System prompts for each sequence in batch.

std::vector<std::vector<int32_t>> rawBatchedInputIds#

Original token IDs before preprocessing (includes padding and removal of reused system IDs)

std::vector<std::vector<int32_t>> tokenIds#

Token IDs for each sequence: [batch_size][seq_length].

std::vector<int32_t> currentGenerateLengths#

Current generation length for each sequence: [batch_size].

std::vector<int32_t> promptLengths#

Prompt length (after reuse) for each sequence: [batch_size].

std::vector<int8_t> finishedStates#

Finished state for each sequence: [batch_size] (0=not finished, 1=finished)

std::vector<int32_t> actualIterations#

Actual iterations run for each sequence: [batch_size].

int32_t packedInputLength#

Packed input length for batch processing (max of all sequences, considering engine constraints)

std::unordered_map<int32_t, std::vector<int32_t>> evictedTokenIds#

Token IDs of evicted batches.

std::unordered_map<int32_t, int32_t> evictedGenerateLengths#

Generation lengths of evicted batches.

std::unordered_map<int32_t, int32_t> evictedActualIterations#

Iterations of evicted batches.

std::unordered_map<int32_t, std::string> evictedSystemPrompts#

System prompts of evicted batches.

std::unordered_map<int32_t, std::vector<int32_t>> evictedRawBatchedInputIds#

Raw input IDs of evicted batches.

std::unordered_map<int32_t, int32_t> evictedPromptLengths#

Prompt lengths of evicted batches.

std::vector<int32_t> batchIndexMapping#

Maps current batch index to original index.
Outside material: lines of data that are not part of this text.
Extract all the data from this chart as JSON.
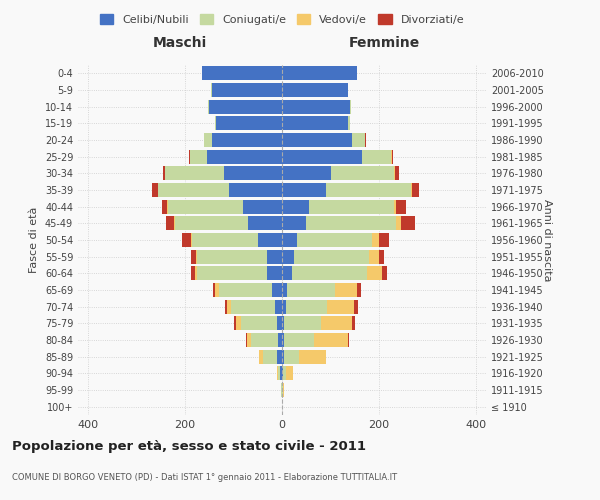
{
  "age_groups": [
    "100+",
    "95-99",
    "90-94",
    "85-89",
    "80-84",
    "75-79",
    "70-74",
    "65-69",
    "60-64",
    "55-59",
    "50-54",
    "45-49",
    "40-44",
    "35-39",
    "30-34",
    "25-29",
    "20-24",
    "15-19",
    "10-14",
    "5-9",
    "0-4"
  ],
  "birth_years": [
    "≤ 1910",
    "1911-1915",
    "1916-1920",
    "1921-1925",
    "1926-1930",
    "1931-1935",
    "1936-1940",
    "1941-1945",
    "1946-1950",
    "1951-1955",
    "1956-1960",
    "1961-1965",
    "1966-1970",
    "1971-1975",
    "1976-1980",
    "1981-1985",
    "1986-1990",
    "1991-1995",
    "1996-2000",
    "2001-2005",
    "2006-2010"
  ],
  "males": {
    "celibi": [
      0,
      1,
      4,
      10,
      8,
      10,
      15,
      20,
      30,
      30,
      50,
      70,
      80,
      110,
      120,
      155,
      145,
      135,
      150,
      145,
      165
    ],
    "coniugati": [
      0,
      1,
      5,
      30,
      55,
      75,
      90,
      110,
      145,
      145,
      135,
      150,
      155,
      145,
      120,
      35,
      15,
      2,
      2,
      1,
      0
    ],
    "vedovi": [
      0,
      0,
      2,
      8,
      10,
      10,
      8,
      8,
      5,
      3,
      3,
      3,
      2,
      1,
      1,
      0,
      0,
      0,
      0,
      0,
      0
    ],
    "divorziati": [
      0,
      0,
      0,
      0,
      2,
      3,
      5,
      5,
      8,
      10,
      18,
      15,
      10,
      12,
      5,
      2,
      1,
      0,
      0,
      0,
      0
    ]
  },
  "females": {
    "nubili": [
      0,
      0,
      3,
      5,
      5,
      5,
      8,
      10,
      20,
      25,
      30,
      50,
      55,
      90,
      100,
      165,
      145,
      135,
      140,
      135,
      155
    ],
    "coniugate": [
      0,
      2,
      5,
      30,
      60,
      75,
      85,
      100,
      155,
      155,
      155,
      185,
      175,
      175,
      130,
      60,
      25,
      5,
      2,
      1,
      0
    ],
    "vedove": [
      0,
      2,
      15,
      55,
      70,
      65,
      55,
      45,
      30,
      20,
      15,
      10,
      5,
      3,
      2,
      2,
      1,
      0,
      0,
      0,
      0
    ],
    "divorziate": [
      0,
      0,
      0,
      0,
      3,
      5,
      8,
      8,
      12,
      10,
      20,
      28,
      20,
      15,
      8,
      2,
      1,
      0,
      0,
      0,
      0
    ]
  },
  "colors": {
    "celibi": "#4472c4",
    "coniugati": "#c5d9a0",
    "vedovi": "#f5c96a",
    "divorziati": "#c0392b"
  },
  "xlim": 420,
  "title": "Popolazione per età, sesso e stato civile - 2011",
  "subtitle": "COMUNE DI BORGO VENETO (PD) - Dati ISTAT 1° gennaio 2011 - Elaborazione TUTTITALIA.IT",
  "xlabel_left": "Maschi",
  "xlabel_right": "Femmine",
  "ylabel_left": "Fasce di età",
  "ylabel_right": "Anni di nascita",
  "bg_color": "#f9f9f9",
  "bar_height": 0.85
}
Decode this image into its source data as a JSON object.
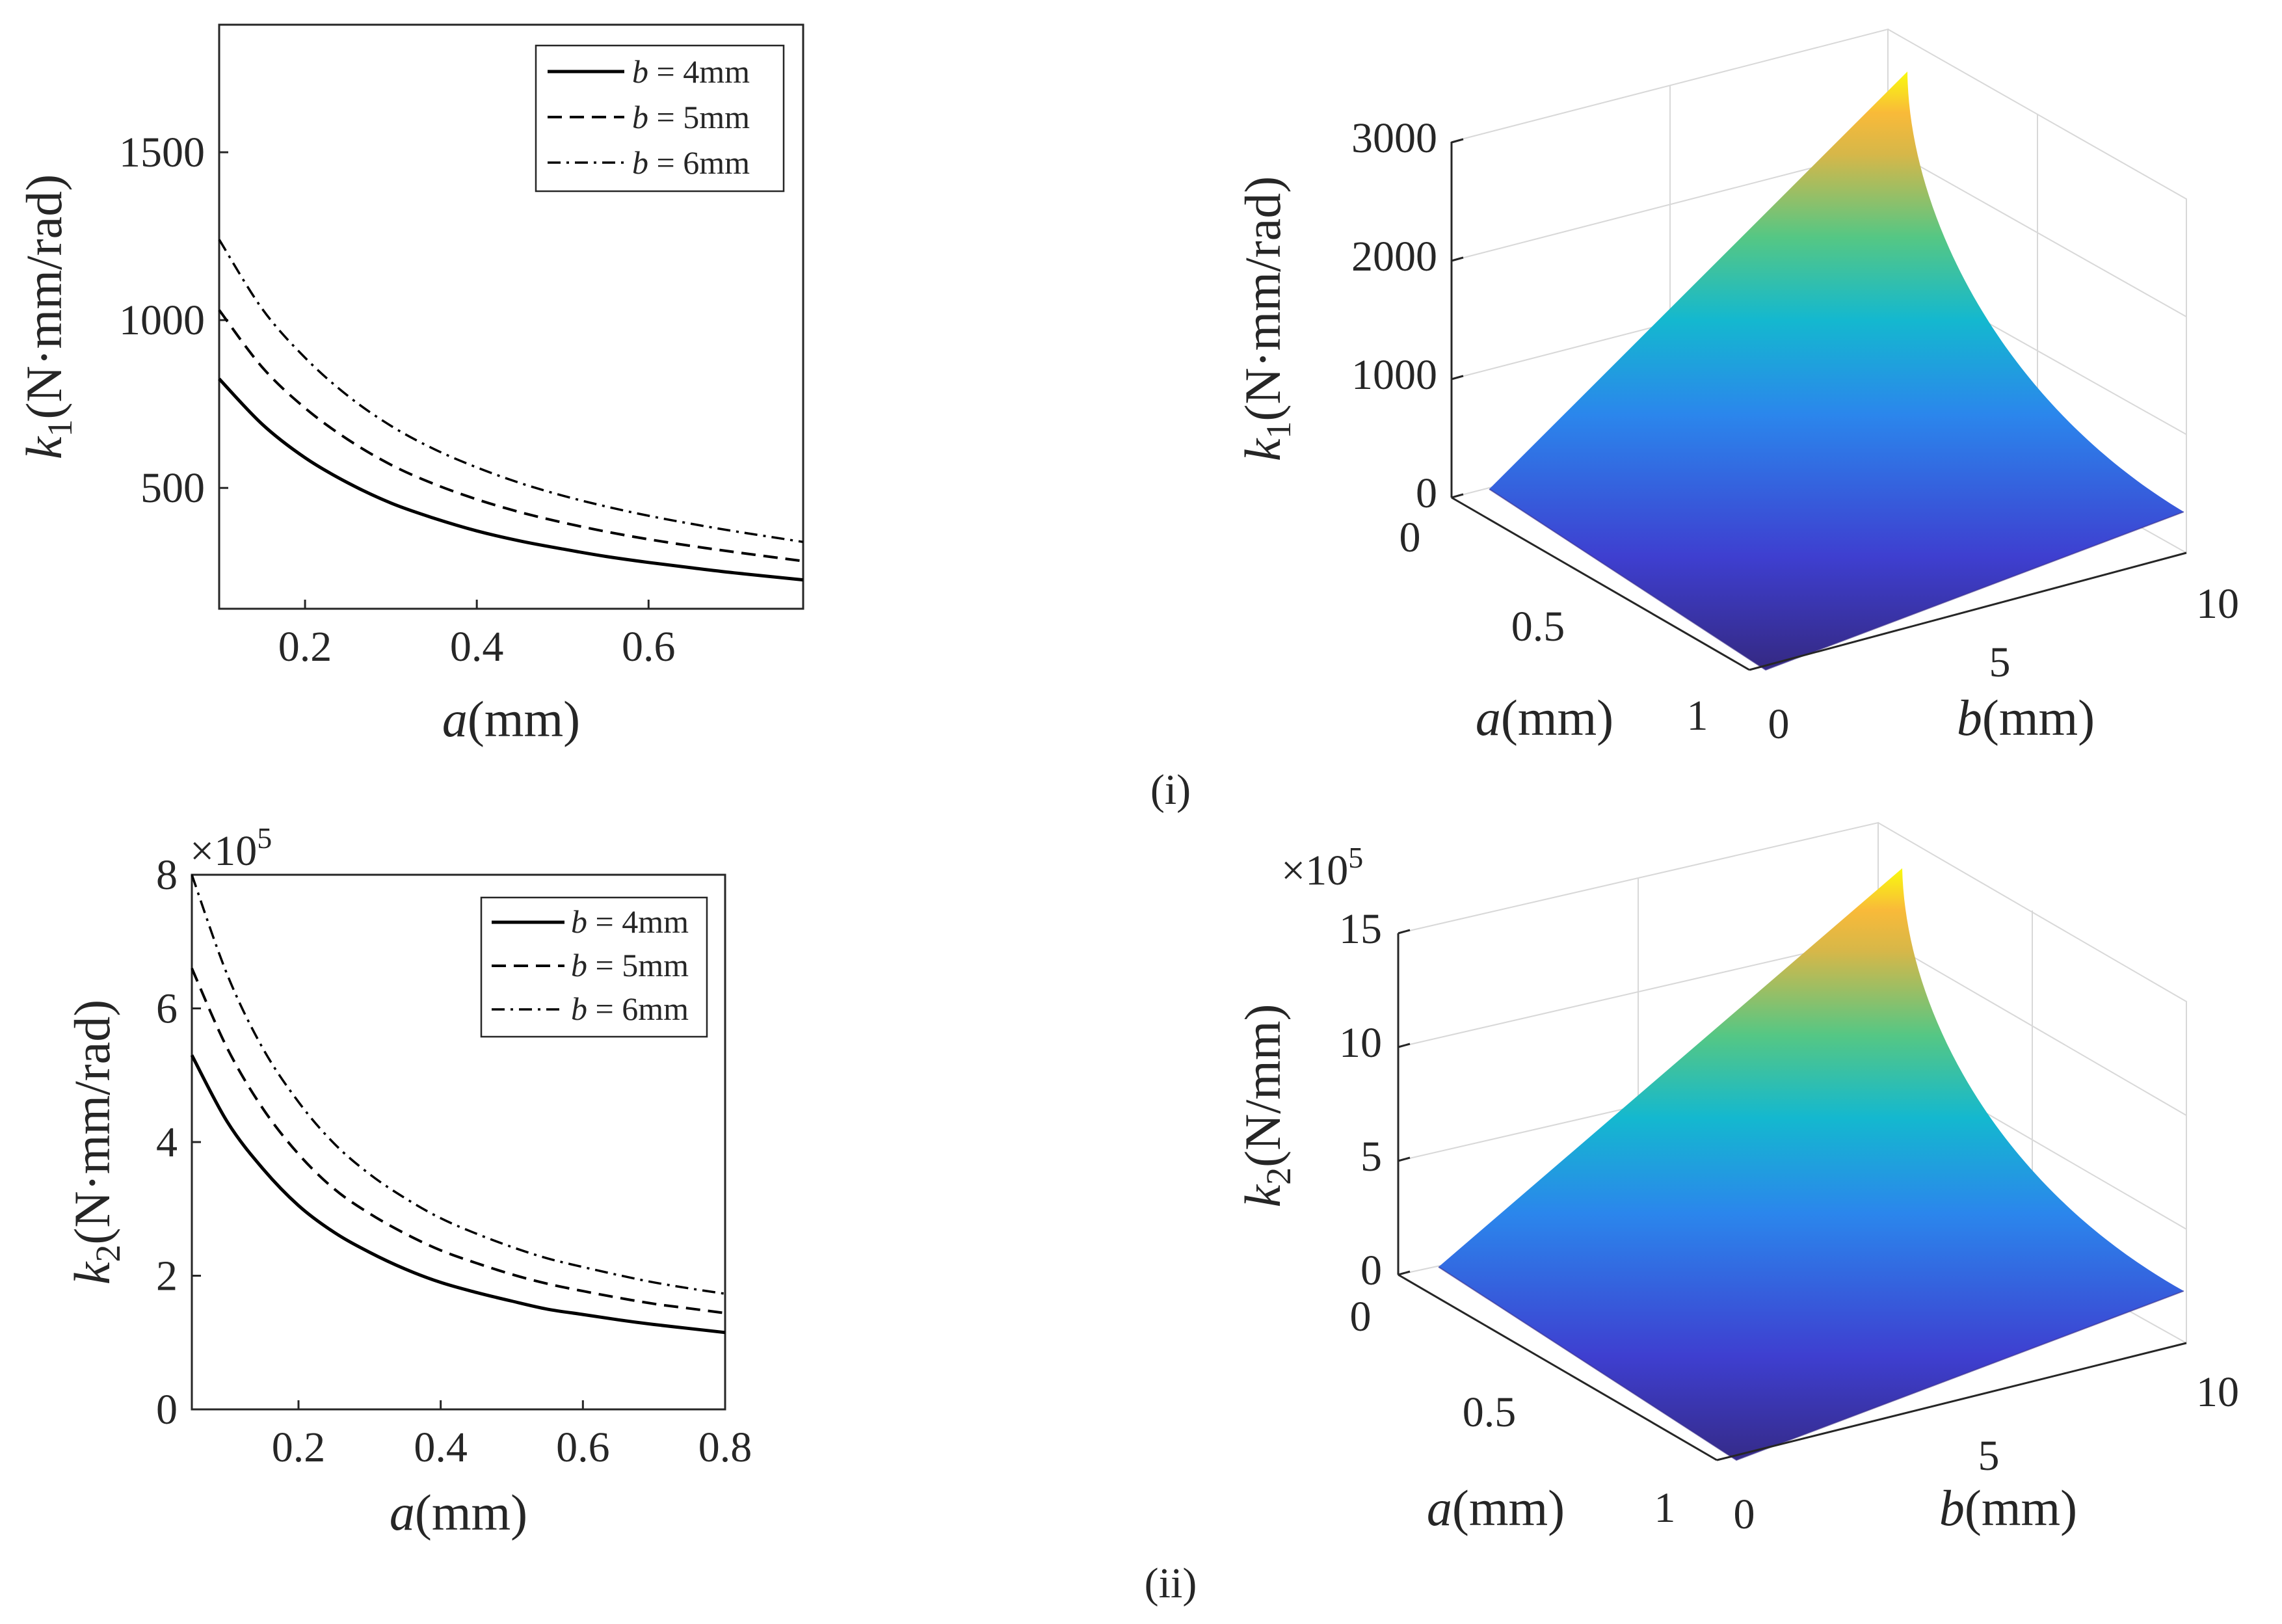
{
  "panel_labels": {
    "first": "(i)",
    "second": "(ii)"
  },
  "colors": {
    "axis": "#262626",
    "curve": "#000000",
    "grid": "#d8d8d8"
  },
  "chart_data": [
    {
      "id": "k1_2d",
      "type": "line",
      "xlim": [
        0.1,
        0.78
      ],
      "ylim": [
        140,
        1880
      ],
      "xlabel_italic": "a",
      "xlabel_rest": "(mm)",
      "ylabel_italic": "k",
      "ylabel_sub": "1",
      "ylabel_rest": "(N·mm/rad)",
      "x_ticks": [
        0.2,
        0.4,
        0.6
      ],
      "x_tick_labels": [
        "0.2",
        "0.4",
        "0.6"
      ],
      "y_ticks": [
        500,
        1000,
        1500
      ],
      "y_tick_labels": [
        "500",
        "1000",
        "1500"
      ],
      "legend": {
        "position": "top-right",
        "entries": [
          {
            "italic": "b",
            "rest": " = 4mm",
            "style": "solid"
          },
          {
            "italic": "b",
            "rest": " = 5mm",
            "style": "dashed"
          },
          {
            "italic": "b",
            "rest": " = 6mm",
            "style": "dashdot"
          }
        ]
      },
      "x": [
        0.1,
        0.15,
        0.2,
        0.25,
        0.3,
        0.35,
        0.4,
        0.45,
        0.5,
        0.55,
        0.6,
        0.65,
        0.7,
        0.78
      ],
      "series": [
        {
          "name": "b = 4mm",
          "style": "solid",
          "values": [
            825,
            690,
            590,
            515,
            455,
            410,
            372,
            342,
            318,
            296,
            278,
            262,
            247,
            226
          ]
        },
        {
          "name": "b = 5mm",
          "style": "dashed",
          "values": [
            1030,
            860,
            738,
            644,
            569,
            512,
            466,
            428,
            397,
            370,
            347,
            327,
            309,
            282
          ]
        },
        {
          "name": "b = 6mm",
          "style": "dashdot",
          "values": [
            1240,
            1034,
            888,
            774,
            685,
            616,
            561,
            515,
            477,
            445,
            417,
            393,
            371,
            339
          ]
        }
      ]
    },
    {
      "id": "k2_2d",
      "type": "line",
      "xlim": [
        0.05,
        0.8
      ],
      "ylim": [
        0,
        8
      ],
      "exponent_label": "×10",
      "exponent_power": "5",
      "xlabel_italic": "a",
      "xlabel_rest": "(mm)",
      "ylabel_italic": "k",
      "ylabel_sub": "2",
      "ylabel_rest": "(N·mm/rad)",
      "x_ticks": [
        0.2,
        0.4,
        0.6,
        0.8
      ],
      "x_tick_labels": [
        "0.2",
        "0.4",
        "0.6",
        "0.8"
      ],
      "y_ticks": [
        0,
        2,
        4,
        6,
        8
      ],
      "y_tick_labels": [
        "0",
        "2",
        "4",
        "6",
        "8"
      ],
      "legend": {
        "position": "top-right",
        "entries": [
          {
            "italic": "b",
            "rest": " = 4mm",
            "style": "solid"
          },
          {
            "italic": "b",
            "rest": " = 5mm",
            "style": "dashed"
          },
          {
            "italic": "b",
            "rest": " = 6mm",
            "style": "dashdot"
          }
        ]
      },
      "x": [
        0.05,
        0.1,
        0.15,
        0.2,
        0.25,
        0.3,
        0.35,
        0.4,
        0.45,
        0.5,
        0.55,
        0.6,
        0.65,
        0.7,
        0.75,
        0.8
      ],
      "series": [
        {
          "name": "b = 4mm",
          "style": "solid",
          "values": [
            5.3,
            4.3,
            3.6,
            3.05,
            2.65,
            2.35,
            2.1,
            1.9,
            1.75,
            1.62,
            1.5,
            1.42,
            1.34,
            1.27,
            1.21,
            1.15
          ]
        },
        {
          "name": "b = 5mm",
          "style": "dashed",
          "values": [
            6.6,
            5.4,
            4.5,
            3.82,
            3.3,
            2.93,
            2.63,
            2.38,
            2.19,
            2.02,
            1.88,
            1.77,
            1.67,
            1.58,
            1.51,
            1.44
          ]
        },
        {
          "name": "b = 6mm",
          "style": "dashdot",
          "values": [
            8.0,
            6.5,
            5.4,
            4.6,
            3.98,
            3.52,
            3.16,
            2.86,
            2.63,
            2.43,
            2.26,
            2.13,
            2.01,
            1.9,
            1.81,
            1.73
          ]
        }
      ]
    },
    {
      "id": "k1_3d",
      "type": "surface",
      "zlim": [
        0,
        3000
      ],
      "z_max": 3650,
      "z_ticks": [
        0,
        1000,
        2000,
        3000
      ],
      "z_tick_labels": [
        "0",
        "1000",
        "2000",
        "3000"
      ],
      "a_ticks": [
        0,
        0.5,
        1
      ],
      "a_tick_labels": [
        "0",
        "0.5",
        "1"
      ],
      "b_ticks": [
        0,
        5,
        10
      ],
      "b_tick_labels": [
        "0",
        "5",
        "10"
      ],
      "alabel_italic": "a",
      "alabel_rest": "(mm)",
      "blabel_italic": "b",
      "blabel_rest": "(mm)",
      "zlabel_italic": "k",
      "zlabel_sub": "1",
      "zlabel_rest": "(N·mm/rad)",
      "colormap": "parula"
    },
    {
      "id": "k2_3d",
      "type": "surface",
      "zlim": [
        0,
        15
      ],
      "z_max": 16.8,
      "exponent_label": "×10",
      "exponent_power": "5",
      "z_ticks": [
        0,
        5,
        10,
        15
      ],
      "z_tick_labels": [
        "0",
        "5",
        "10",
        "15"
      ],
      "a_ticks": [
        0,
        0.5,
        1
      ],
      "a_tick_labels": [
        "0",
        "0.5",
        "1"
      ],
      "b_ticks": [
        0,
        5,
        10
      ],
      "b_tick_labels": [
        "0",
        "5",
        "10"
      ],
      "alabel_italic": "a",
      "alabel_rest": "(mm)",
      "blabel_italic": "b",
      "blabel_rest": "(mm)",
      "zlabel_italic": "k",
      "zlabel_sub": "2",
      "zlabel_rest": "(N/mm)",
      "colormap": "parula"
    }
  ]
}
rt::OptionalInputTensor multimodalEmbeddings#

Optional multimodal embeddings.

rt::OptionalInputTensors extraInputTensors#

Extra input tensors (e.g., deepstack features)

int32_t generationRound#

Current generation round (shared across all batches)

int32_t maxGenerateLength#

Maximum generation length.

int32_t activeBatchSize#

Current active batch size.

int32_t originalBatchSize#

Original batch size (before any eviction)

int32_t genAndSaveSystemCacheIndex#

Batch index being processed for generating and saving system prompt KVCache.

cudaStream_t stream#

CUDA stream.

struct EagleDraftingConfig#

Drafting configuration for Eagle speculative decoding.

Configuration parameters to drive Eagle spec-decoding.

Public Members

int32_t draftingTopK#

Tokens to select from one predecessor for next draft tree level.

int32_t draftingStep#

Number of drafting steps with draft model.

int32_t verifyTreeSize#

Number of tokens for base model verification.